Well, i was extremely optimistic advocating for this activity because (without sounding didactic :) ), i did believe that it really would translate to better teaching and learning. A number of lecturers lacked vital computing skills and as a recent survey conducted by a leading (if not the leading) human survey firm here in Kenya established, these lecturers are almost always exposed to a more technologically savvy and vibrant set of individuals in the form of their students. Students who are not only competent in the use of technology but relish its use and in my view would even prefer a mode of instruction that incorporated an advanced use of social networking (twitter and facebook...in case you are wondering), multimedia content in the form of DVD's and youtube videos, Interactive gaming and 3D simulation and eLearning platforms all offered using what is perhaps the world most ubiquitous consumer electronics platform(after the radio, of course); the mobile phone...among other platforms (tablets for instance, provide a very viable opportunity). Anyhow, back to the interesting stuff.

So to cut the long story short, i ended up with 49 faculty members from the various colleges nationwide, 44 of whom undertook the ICDL accreditation examinations! While the training was by large very well conducted, the testing was so poorly administered, it stuck out like a sore thumb to viciate the whole thing. The 'accredited' ICDL training college lacked the capacity to administer the exams (a fact that it was dishonest about) since it did not have the official testing software or its license key and rushed to get things done at the very last minute encumbering the lectures with a dueling one and half days of back-to-back exams and then flooding them with certificates of attendance to hide the shame and dissatisfaction of having none of the lecturers pass all the 7 otherwise straight forward exams. Indeed what was most distressing was that even these dismal results were only possible due to the assistance of an ICDL regional representative who dropped all pending activities and took time to urgently address this. So many other things could have gone wrong!

Anyhow, lessons learnt 1. Let the students undertake ICDL exams at a registered test center not at an alternative venue, it will prolong your life by a couple of days 2. Ensure that every little detail discussed with the ICDL accreddited college is verified...and when i say 'every little detail...' i mean exactly that 'every little detail...'. This may very well turn out to be your Achilles foot. It was mine.
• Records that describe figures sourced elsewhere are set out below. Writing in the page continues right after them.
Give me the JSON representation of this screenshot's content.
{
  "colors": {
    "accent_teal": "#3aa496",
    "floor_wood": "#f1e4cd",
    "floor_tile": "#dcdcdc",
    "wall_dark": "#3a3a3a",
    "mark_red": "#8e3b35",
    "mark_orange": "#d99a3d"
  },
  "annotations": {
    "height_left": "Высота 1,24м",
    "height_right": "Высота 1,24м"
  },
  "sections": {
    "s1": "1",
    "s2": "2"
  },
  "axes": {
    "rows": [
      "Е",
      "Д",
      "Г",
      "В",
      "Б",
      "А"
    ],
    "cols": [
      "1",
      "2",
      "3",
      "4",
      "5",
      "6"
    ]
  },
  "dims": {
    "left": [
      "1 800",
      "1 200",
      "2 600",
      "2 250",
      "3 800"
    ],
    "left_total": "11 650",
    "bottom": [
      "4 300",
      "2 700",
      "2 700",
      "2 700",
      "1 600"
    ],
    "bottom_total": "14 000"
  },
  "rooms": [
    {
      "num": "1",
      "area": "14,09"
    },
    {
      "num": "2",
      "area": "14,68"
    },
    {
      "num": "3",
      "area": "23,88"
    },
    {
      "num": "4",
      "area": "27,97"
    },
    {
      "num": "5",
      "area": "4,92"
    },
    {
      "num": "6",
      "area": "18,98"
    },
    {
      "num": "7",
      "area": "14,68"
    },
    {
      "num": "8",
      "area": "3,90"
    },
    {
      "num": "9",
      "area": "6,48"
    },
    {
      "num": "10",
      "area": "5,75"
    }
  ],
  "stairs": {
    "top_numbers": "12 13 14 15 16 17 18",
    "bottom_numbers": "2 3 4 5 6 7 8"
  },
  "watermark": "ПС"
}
And never impose deadlines on the facilitators, let them take the wheel on this one. It is 'their training' in a way 3. Attend as many sessions of the training as possible. The participants feel secure and the facilitators accountable. It shouldn't be like this, I know. Oh well... 4. Make sure that the small but important details are addressed and fitted into the schedule. Aspects like administering the pretest and developing a schedule. They say an email(or anything on hard copy) is worth a thousand explanations. 5. Last but not least, evaluate and talk to both the participants and facilitators during the training. They will either be your best friends or enemies during the course of it.

I have no doubt that most if not all the participants obtained additional skills to navigate around a computer. I saw one participant who was exceptionally keen to learn but who previously had little exposure to computers and i was happy to see him learn something new every day. It is anticipated that this first set of lecturers will now be more confident and enthusiastic to use electronic learning materials, discuss the use of electronic learning materials and interact with their students using forums and emails. Inevitably this program will have to advocate for the inclusion of additional (in-service) content into pre-service curricula...and then the need to have precise and engaging learning content will become more apparent, urgent and necessary.